Hovering over an event in either view will highlight its genre and neighborhood in the filter list. Also, clicking on the event will give detail information about the event, including the full price information, the venue, time, and a link to the artist's URL, if available.
Data
There are two primary sources of data that we used:
www.boston.com- this is where we got all of the music events from, plus a bunch of supporting data
www.allmusic.com - we used this to round out genre information, as well as get links
There was a fair amount of cleanup that needed to be done when we were scraping the data. For instance, we would end up with some genres that were functionally similar or identical, despite being different strings -- for instance, "Electronica" and "Techno & Dance". (I suppose the Electronica connoisseur may object to being lumped in with Techno, but for our purposes they were the same.) So we did some cleanup and merging of the genres to get a reasonable, consolidated list.
Price was another area where cleanup of the data needed to happen. Often, the price from boston.com would be something like:
"$15/$12; half price for mothers!"
"$27.50 - $35.00"
"$10 / $5 on Guest List"
In these cases, we parsed the string and used the first price that we find for filtering purposes (so for those examples, it would be $15, $27.50, and $10, respectively.) Even after this, some prices were unavailable. This is the reason we have the 'Include No Price' checkbox.
The data file (a tab separated file) that we use in the application is: cleangenres.tsv
Code
Application source files:
circles.as -- ActionScript responsible for rendering of the Graph view. controls.as -- ActionScript responsible for handling events on the filter controls. data.as -- ActionScript responsible for loading and parsing data. DualDragSlider.mxml -- The dual slider component (for the time and price filters). Adapted from code found here. GradientBox.mxml -- Used as part of the dual slider component. Adapted form code found here. map.as -- ActionScript responsible for handling mapping.

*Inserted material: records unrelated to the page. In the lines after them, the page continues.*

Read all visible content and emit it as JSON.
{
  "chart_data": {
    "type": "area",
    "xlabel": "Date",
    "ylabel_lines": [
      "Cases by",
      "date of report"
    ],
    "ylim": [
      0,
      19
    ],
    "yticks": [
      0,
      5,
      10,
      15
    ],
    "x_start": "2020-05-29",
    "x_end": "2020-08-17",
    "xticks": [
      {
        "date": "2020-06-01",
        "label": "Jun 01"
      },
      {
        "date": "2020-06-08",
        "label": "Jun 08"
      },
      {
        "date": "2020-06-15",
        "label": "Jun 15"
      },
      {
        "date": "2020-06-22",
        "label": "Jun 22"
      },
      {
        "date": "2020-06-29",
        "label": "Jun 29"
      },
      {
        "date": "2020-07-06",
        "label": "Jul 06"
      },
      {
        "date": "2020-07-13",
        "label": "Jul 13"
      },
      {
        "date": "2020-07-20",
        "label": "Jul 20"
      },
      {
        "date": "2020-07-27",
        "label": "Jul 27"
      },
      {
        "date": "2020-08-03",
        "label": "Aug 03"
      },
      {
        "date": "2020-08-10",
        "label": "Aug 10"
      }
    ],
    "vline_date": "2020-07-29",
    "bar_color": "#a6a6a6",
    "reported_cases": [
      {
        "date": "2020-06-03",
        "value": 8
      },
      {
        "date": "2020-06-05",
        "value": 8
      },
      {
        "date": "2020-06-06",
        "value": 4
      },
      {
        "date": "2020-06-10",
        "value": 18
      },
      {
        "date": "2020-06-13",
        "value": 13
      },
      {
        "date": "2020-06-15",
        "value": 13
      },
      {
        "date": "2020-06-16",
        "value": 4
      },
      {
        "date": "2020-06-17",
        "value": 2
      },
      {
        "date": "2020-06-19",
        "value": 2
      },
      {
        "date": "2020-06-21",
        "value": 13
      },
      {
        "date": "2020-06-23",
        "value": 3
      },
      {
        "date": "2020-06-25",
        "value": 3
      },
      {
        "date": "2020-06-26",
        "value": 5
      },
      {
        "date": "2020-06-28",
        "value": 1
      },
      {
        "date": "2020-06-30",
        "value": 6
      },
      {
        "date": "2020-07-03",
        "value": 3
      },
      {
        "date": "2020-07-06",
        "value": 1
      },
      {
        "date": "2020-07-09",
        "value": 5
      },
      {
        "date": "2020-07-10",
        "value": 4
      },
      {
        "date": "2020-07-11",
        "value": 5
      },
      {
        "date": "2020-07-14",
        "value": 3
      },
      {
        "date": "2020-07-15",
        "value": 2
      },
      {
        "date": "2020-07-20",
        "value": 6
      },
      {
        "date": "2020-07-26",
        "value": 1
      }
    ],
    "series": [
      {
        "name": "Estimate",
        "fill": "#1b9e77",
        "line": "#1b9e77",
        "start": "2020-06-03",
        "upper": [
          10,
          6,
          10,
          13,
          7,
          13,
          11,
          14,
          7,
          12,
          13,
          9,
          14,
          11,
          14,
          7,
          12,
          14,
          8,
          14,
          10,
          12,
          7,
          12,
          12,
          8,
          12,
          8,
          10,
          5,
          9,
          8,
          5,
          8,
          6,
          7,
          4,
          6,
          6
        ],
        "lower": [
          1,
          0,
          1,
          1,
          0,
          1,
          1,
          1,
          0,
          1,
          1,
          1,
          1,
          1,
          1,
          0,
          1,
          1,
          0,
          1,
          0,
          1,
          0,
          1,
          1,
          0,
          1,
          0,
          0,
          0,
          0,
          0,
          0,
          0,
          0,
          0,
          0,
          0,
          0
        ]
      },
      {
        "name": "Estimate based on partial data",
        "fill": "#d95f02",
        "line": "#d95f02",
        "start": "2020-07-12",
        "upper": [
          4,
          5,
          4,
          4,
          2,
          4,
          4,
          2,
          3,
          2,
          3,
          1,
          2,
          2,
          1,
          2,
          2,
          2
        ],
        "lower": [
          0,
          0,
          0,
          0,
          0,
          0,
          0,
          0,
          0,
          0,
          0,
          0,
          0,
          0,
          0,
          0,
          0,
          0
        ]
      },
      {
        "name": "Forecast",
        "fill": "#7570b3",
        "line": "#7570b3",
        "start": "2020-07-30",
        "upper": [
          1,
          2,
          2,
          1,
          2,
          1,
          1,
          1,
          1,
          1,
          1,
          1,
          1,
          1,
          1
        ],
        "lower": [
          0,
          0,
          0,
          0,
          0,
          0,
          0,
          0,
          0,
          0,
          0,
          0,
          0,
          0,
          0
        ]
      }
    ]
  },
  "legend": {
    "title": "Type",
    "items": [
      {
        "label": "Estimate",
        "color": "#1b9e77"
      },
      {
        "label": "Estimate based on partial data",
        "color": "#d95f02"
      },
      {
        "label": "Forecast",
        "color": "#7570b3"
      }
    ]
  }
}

MEVComponent.as -- Component to render the music events in the Graph view. MultiCheckBoxWindow.mxml -- The multi-check box component for selecting neighborhoods and genres. Adapted from code found here. MusicEvent.as -- Bean to represent a MusicEvent. Venue.as -- Bean to represent a Venue. Visualization.mxml -- The main application component.
It is interesting to note the mix of genres in each neighborhood. Much of this is due to the venues that are present in those neighborhoods, of course; and for neighborhoods that don't have as many, they tend to be dominated by the same genre. For instance, Central Square in Cambridge is mainly Alternative performances, with a smattering of Rock (and relatively inexpensive ones at that) as they are mostly at the Middle East. Harvard Square, on the other hand, has a richer mix of (slightly higher priced) genres, including Jazz, Pop/Rock, and a few Classical and Alternative performances thrown in there as well.

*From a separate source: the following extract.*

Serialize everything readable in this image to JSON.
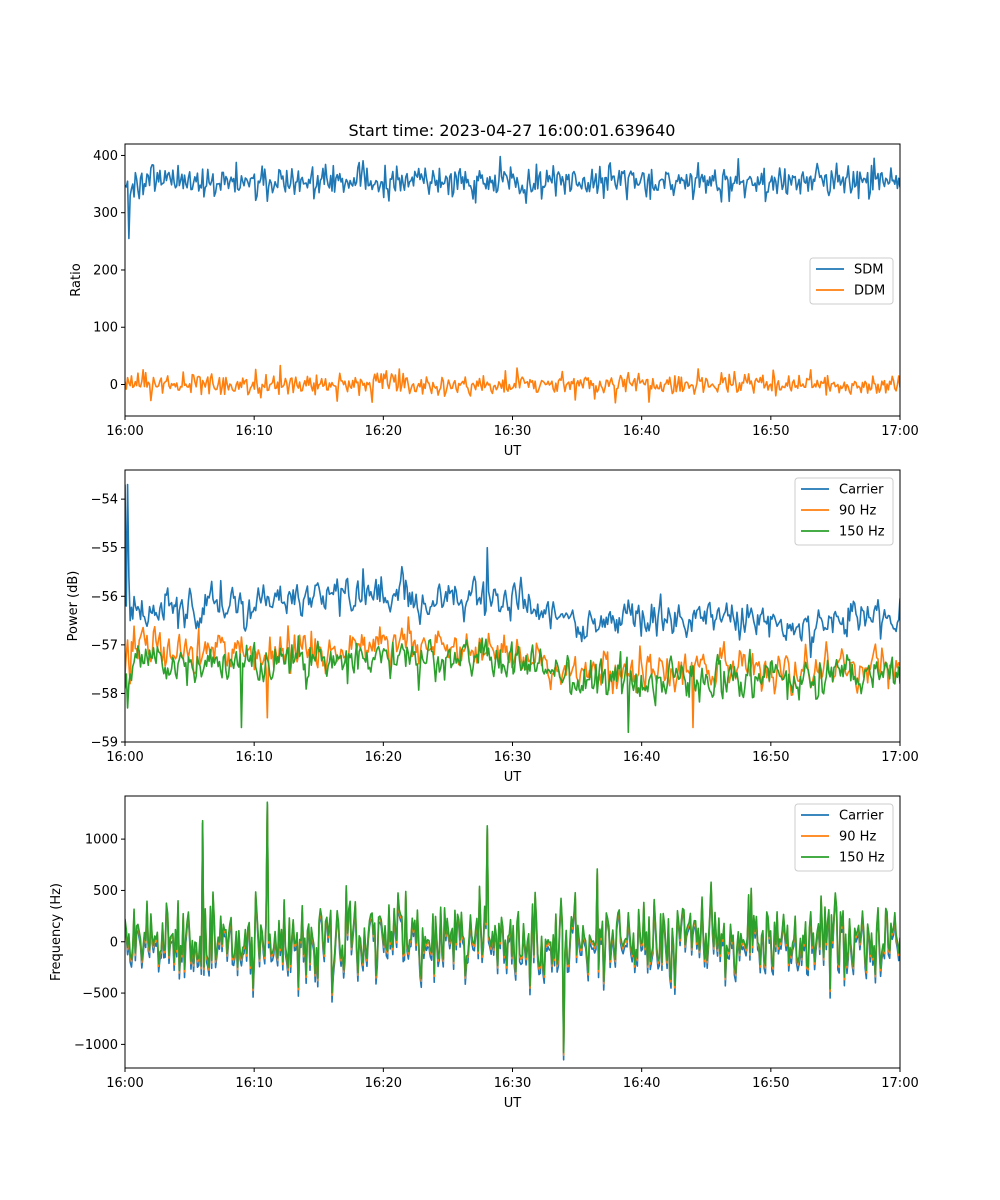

The filters also end up being a reasonably powerful way to find music events, such as the initial question posed, "For a given time period, where can I find folk performances for less than $20?" (It turns out that the answer is at Club Passim in Harvard Square.)
Future Improvements
Beyond some incremental cleanup to the data quality and data scraping, we can envision adding the following features:
Enabling directions in the map view (to answer the question, 'How do I get from my house to the event?')
Textual searching and filtering (by artist or venue, say)

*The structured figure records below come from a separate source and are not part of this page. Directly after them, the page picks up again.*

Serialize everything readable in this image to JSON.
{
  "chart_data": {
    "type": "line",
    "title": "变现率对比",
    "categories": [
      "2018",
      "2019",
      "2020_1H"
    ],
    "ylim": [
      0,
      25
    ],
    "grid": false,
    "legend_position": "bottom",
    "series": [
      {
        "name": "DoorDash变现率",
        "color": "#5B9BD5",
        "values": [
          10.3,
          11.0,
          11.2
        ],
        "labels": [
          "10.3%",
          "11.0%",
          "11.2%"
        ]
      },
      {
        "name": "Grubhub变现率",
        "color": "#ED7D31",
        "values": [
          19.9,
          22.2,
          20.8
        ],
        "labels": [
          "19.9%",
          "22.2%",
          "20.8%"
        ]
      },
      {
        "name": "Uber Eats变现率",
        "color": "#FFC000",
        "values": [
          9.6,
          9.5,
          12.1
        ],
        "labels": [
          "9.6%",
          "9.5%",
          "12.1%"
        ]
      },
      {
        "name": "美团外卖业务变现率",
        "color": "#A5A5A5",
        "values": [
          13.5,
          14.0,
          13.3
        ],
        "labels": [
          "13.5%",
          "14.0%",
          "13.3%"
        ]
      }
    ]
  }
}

Showing some data distribution 'density plot' on the time and price sliders x-axes, to get an idea of where the bulk of events lie, or if they are evenly distributed
Final Thoughts
Overall this was an enjoyable project to work on -- in addition to creating a cool visualization, we got to play
with a new (to us) technology in Adobe Flex. In addition, we used Git as the source control tool, which was a great learning experience.
There were some challenges getting reasonable data to visualize, but we were able to successfully clean it to the point where we can draw some conclusions, and have a useful tool.